Background Inflammation plays a fundamental role in mediating all stages of atherosclerosis. Given the higher prevalence of inflammatory rheumatologic conditions in women and the female propensity towards worse cardiovascular outcomes, refined strategies are needed to better identify the high-risk female cardiovascular phenotype.

Objectives This article aims to assess sex-specific links between inflammatory processes and the development and progression of ischemic heart disease.

Patients and Methods The relationship between vertebral bone marrow metabolism—a marker of inflammation—and myocardial injury was retrospectively assessed in 294 patients (28.6% women, mean age: 66.9 ± 10.0 years) who underwent 18F-fluorodeoxyglucose (18F-FDG) positron emission tomography (PET) and 99mTc-tetrofosmin single-photon emission computed tomography myocardial perfusion imaging (SPECT-MPI).

Results A significant increase in 18F-FDG bone marrow uptake was observed in women with impaired myocardial perfusion (SPECT-MPI) as compared to women with normal myocardial perfusion (standardized uptake value [SUV]: 2.2 ± 1.2 vs. 1.7 ± 0.5, p = 0.013), while no such difference was observed in men (SUV: 1.6 ± 0.8 vs. 1.6 ± 0.4, p = 0.372). Furthermore, a significant inverse correlation between left ventricular ejection fraction (LVEF) and bone marrow metabolism was seen in women (r = –0.229, p = 0.037), but not in men (r = –0.075, p = 0.289).

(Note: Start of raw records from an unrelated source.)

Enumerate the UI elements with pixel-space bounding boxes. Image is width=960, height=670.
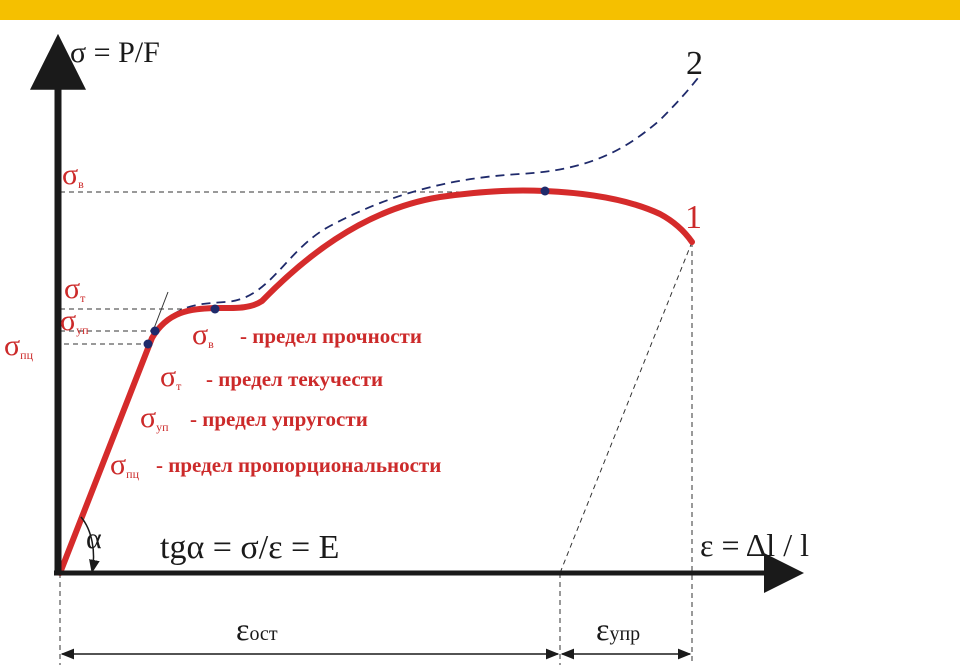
curve-2-dashed [59, 77, 699, 574]
top-accent-bar [0, 0, 960, 20]
angle-arc [80, 516, 100, 574]
curve-1-label: 1 [685, 199, 702, 236]
legend: σв - предел прочности σт - предел текуче… [110, 318, 441, 481]
label-elastic-strain: εупр [596, 611, 640, 647]
marker-sigma-up: σуп [60, 304, 89, 337]
y-axis-label: σ = P/F [70, 36, 160, 69]
curve-points [143, 186, 550, 349]
curve-2-label: 2 [686, 45, 703, 82]
x-axis-label: ε = Δl / l [700, 527, 809, 563]
point-sigma-v [540, 186, 550, 196]
legend-text-sigma-v: - предел прочности [240, 324, 422, 348]
legend-item-sigma-t: σт [160, 360, 182, 393]
legend-item-sigma-pts: σпц [110, 448, 140, 481]
marker-sigma-v: σв [62, 158, 84, 191]
marker-sigma-t: σт [64, 272, 86, 305]
guide-unload [559, 241, 693, 574]
point-sigma-up [150, 326, 160, 336]
modulus-formula: tgα = σ/ε = E [160, 529, 339, 566]
legend-item-sigma-up: σуп [140, 401, 169, 434]
label-residual-strain: εост [236, 611, 278, 647]
legend-text-sigma-up: - предел упругости [190, 407, 368, 431]
legend-text-sigma-pts: - предел пропорциональности [156, 453, 441, 477]
angle-label: α [86, 522, 102, 555]
legend-item-sigma-v: σв [192, 318, 214, 351]
marker-sigma-pts: σпц [4, 329, 34, 362]
point-sigma-t [210, 304, 220, 314]
legend-text-sigma-t: - предел текучести [206, 367, 383, 391]
point-sigma-pts [143, 339, 153, 349]
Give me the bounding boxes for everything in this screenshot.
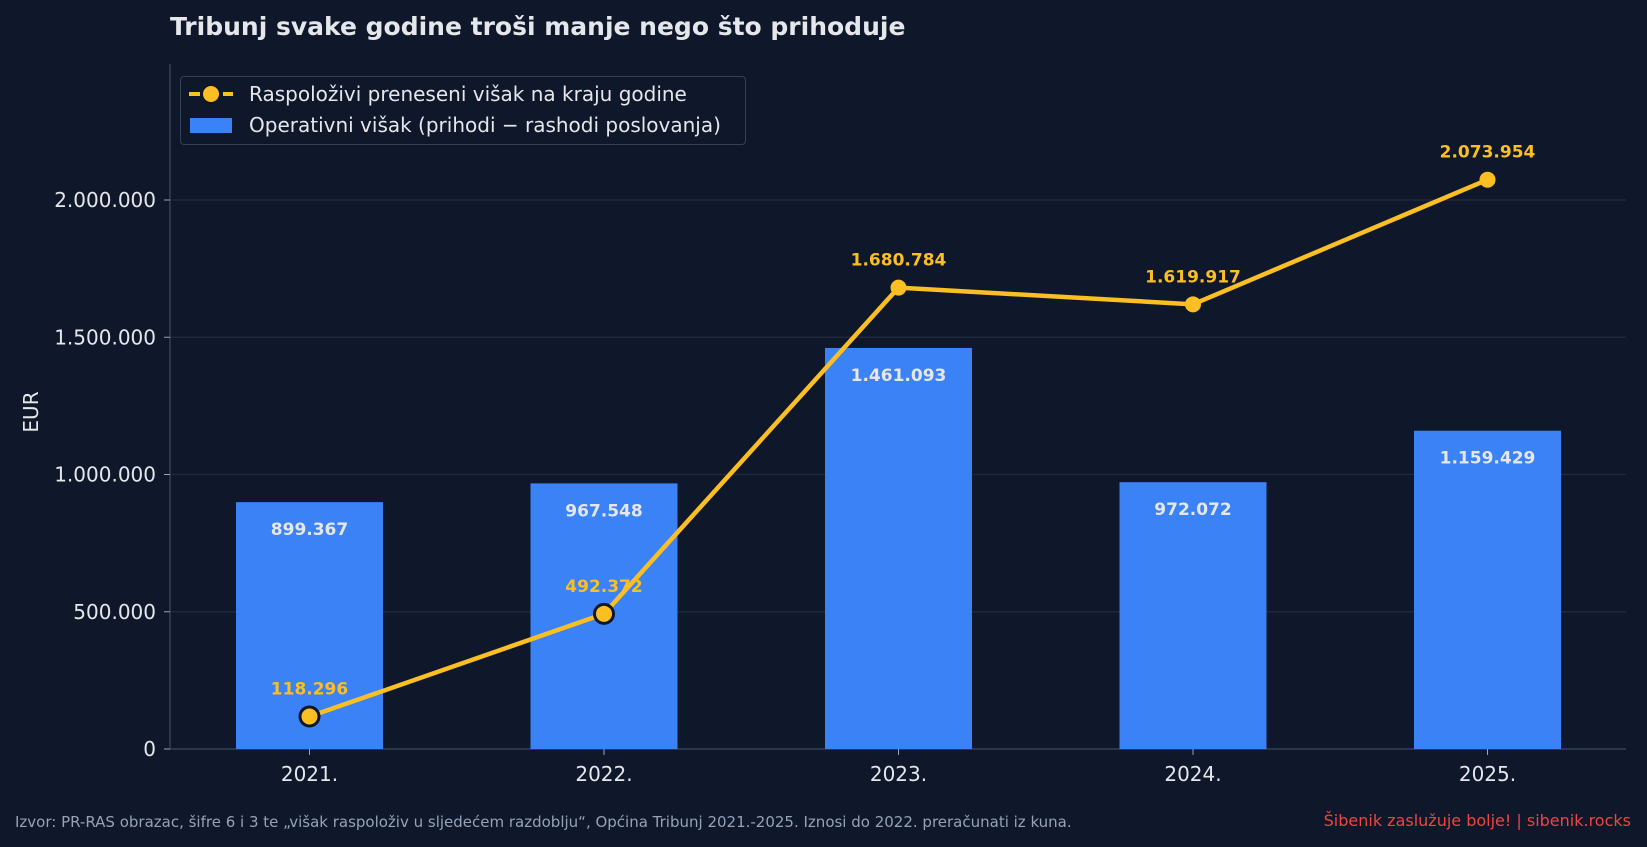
y-tick-label: 2.000.000: [54, 188, 156, 212]
bar: [825, 347, 972, 749]
bar-value-label: 1.159.429: [1440, 449, 1536, 469]
brand-link[interactable]: Šibenik zaslužuje bolje! | sibenik.rocks: [1323, 811, 1631, 830]
x-tick-label: 2024.: [1164, 762, 1221, 786]
legend-label-line: Raspoloživi preneseni višak na kraju god…: [249, 82, 687, 106]
line-point: [1479, 171, 1496, 188]
y-tick-label: 1.500.000: [54, 325, 156, 349]
chart-title: Tribunj svake godine troši manje nego št…: [170, 12, 906, 41]
x-tick-label: 2025.: [1459, 762, 1516, 786]
bar-value-label: 967.548: [565, 501, 642, 521]
x-tick-label: 2023.: [870, 762, 927, 786]
bar-value-label: 899.367: [271, 520, 348, 540]
y-tick-label: 1.000.000: [54, 463, 156, 487]
bar: [1119, 482, 1267, 749]
source-note: Izvor: PR-RAS obrazac, šifre 6 i 3 te „v…: [15, 813, 1072, 831]
legend-item-line: Raspoloživi preneseni višak na kraju god…: [187, 80, 687, 108]
bar-value-label: 1.461.093: [851, 366, 947, 386]
y-tick-label: 500.000: [73, 600, 156, 624]
legend-item-bar: Operativni višak (prihodi − rashodi posl…: [187, 111, 721, 139]
y-axis-label: EUR: [19, 391, 43, 433]
x-tick-label: 2022.: [575, 762, 632, 786]
legend-line-marker: [189, 86, 233, 102]
line-value-label: 492.372: [565, 577, 642, 597]
line-value-label: 2.073.954: [1440, 143, 1536, 163]
line-point: [298, 705, 321, 728]
y-tick-label: 0: [143, 737, 156, 761]
line-point: [890, 279, 907, 296]
bar: [1414, 430, 1561, 749]
legend-bar-swatch: [190, 117, 232, 133]
bar-value-label: 972.072: [1154, 500, 1231, 520]
line-value-label: 1.619.917: [1145, 267, 1241, 287]
legend: Raspoloživi preneseni višak na kraju god…: [180, 76, 746, 145]
line-value-label: 118.296: [271, 680, 348, 700]
line-point: [1185, 296, 1201, 313]
line-value-label: 1.680.784: [851, 251, 947, 271]
x-tick-label: 2021.: [281, 762, 338, 786]
legend-label-bar: Operativni višak (prihodi − rashodi posl…: [249, 113, 721, 137]
line-point: [593, 602, 615, 625]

Accordingly, in women, but not in men, bone marrow activity was identified as an independent predictor of both, reduced LVEF (β-coefficient, –4.537; p = 0.040) and impaired myocardial perfusion (β-coefficient, 0.138; p = 0.014).

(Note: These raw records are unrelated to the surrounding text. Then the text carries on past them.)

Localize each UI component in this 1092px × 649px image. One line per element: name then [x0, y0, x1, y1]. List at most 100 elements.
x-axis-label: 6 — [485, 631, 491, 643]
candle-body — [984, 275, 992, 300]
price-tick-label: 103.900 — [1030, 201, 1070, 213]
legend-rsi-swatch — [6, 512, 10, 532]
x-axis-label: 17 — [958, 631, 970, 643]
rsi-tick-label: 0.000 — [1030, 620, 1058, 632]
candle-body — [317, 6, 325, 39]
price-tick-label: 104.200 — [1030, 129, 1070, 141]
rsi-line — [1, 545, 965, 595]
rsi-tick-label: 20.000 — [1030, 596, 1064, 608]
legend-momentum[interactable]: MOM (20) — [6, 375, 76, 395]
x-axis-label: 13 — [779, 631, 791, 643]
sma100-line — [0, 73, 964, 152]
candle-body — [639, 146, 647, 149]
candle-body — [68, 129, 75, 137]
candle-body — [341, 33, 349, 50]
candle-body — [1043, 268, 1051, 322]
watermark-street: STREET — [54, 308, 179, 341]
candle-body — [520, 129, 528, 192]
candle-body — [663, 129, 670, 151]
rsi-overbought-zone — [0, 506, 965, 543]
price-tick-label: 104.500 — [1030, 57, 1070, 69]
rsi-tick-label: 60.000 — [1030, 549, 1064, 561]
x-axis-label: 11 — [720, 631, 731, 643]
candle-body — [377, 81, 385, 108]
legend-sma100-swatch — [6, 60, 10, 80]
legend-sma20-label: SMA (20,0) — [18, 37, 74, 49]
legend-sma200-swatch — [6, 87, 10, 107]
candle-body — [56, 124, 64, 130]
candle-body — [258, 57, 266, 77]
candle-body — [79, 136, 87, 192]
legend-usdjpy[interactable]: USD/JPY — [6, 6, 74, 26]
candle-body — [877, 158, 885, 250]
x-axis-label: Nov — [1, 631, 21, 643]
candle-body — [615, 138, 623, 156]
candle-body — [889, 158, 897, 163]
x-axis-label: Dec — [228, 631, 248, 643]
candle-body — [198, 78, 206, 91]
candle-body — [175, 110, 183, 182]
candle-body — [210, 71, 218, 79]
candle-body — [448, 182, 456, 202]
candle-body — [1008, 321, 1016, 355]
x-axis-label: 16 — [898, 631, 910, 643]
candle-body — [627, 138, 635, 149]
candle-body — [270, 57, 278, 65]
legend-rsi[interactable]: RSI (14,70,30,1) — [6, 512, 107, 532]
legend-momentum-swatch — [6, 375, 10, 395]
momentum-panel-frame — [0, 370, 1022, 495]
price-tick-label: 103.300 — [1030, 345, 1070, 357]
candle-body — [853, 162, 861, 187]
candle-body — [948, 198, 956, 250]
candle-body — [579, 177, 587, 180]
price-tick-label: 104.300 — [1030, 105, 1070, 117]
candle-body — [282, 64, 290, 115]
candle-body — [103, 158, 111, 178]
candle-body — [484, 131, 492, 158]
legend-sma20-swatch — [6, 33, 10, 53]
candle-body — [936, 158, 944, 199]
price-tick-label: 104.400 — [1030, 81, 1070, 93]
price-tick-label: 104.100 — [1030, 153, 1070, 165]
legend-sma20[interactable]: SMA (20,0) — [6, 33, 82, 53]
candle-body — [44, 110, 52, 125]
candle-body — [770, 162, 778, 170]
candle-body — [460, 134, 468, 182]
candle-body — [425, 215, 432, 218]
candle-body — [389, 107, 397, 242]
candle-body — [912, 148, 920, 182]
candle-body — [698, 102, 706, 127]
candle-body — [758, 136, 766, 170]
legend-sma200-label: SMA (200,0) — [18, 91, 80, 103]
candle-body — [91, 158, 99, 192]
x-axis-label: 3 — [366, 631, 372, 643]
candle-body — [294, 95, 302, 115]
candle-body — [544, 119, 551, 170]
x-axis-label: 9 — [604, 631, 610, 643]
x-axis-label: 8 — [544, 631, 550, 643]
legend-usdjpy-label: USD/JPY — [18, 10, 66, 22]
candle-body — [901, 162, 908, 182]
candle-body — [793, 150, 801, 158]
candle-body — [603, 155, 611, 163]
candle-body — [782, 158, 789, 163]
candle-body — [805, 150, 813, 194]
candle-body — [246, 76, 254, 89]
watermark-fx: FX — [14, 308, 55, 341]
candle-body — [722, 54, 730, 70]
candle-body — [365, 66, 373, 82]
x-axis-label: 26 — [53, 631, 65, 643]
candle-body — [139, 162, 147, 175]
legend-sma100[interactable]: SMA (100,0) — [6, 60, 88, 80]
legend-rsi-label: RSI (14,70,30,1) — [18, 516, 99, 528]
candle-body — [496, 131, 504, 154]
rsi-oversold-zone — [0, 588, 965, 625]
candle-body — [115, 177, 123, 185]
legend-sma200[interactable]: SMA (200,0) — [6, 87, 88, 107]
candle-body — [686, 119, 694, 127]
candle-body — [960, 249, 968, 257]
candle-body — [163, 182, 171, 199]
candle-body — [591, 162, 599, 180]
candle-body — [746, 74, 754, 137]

Conclusion A strong link between bone marrow metabolism and impaired myocardial function and perfusion was observed in women, but not in men. Our data suggest that novel biomarkers of inflammation might help to identify women at risk for ischemic cardiomyopathy and to tailor disease management to the female cardiovascular phenotype.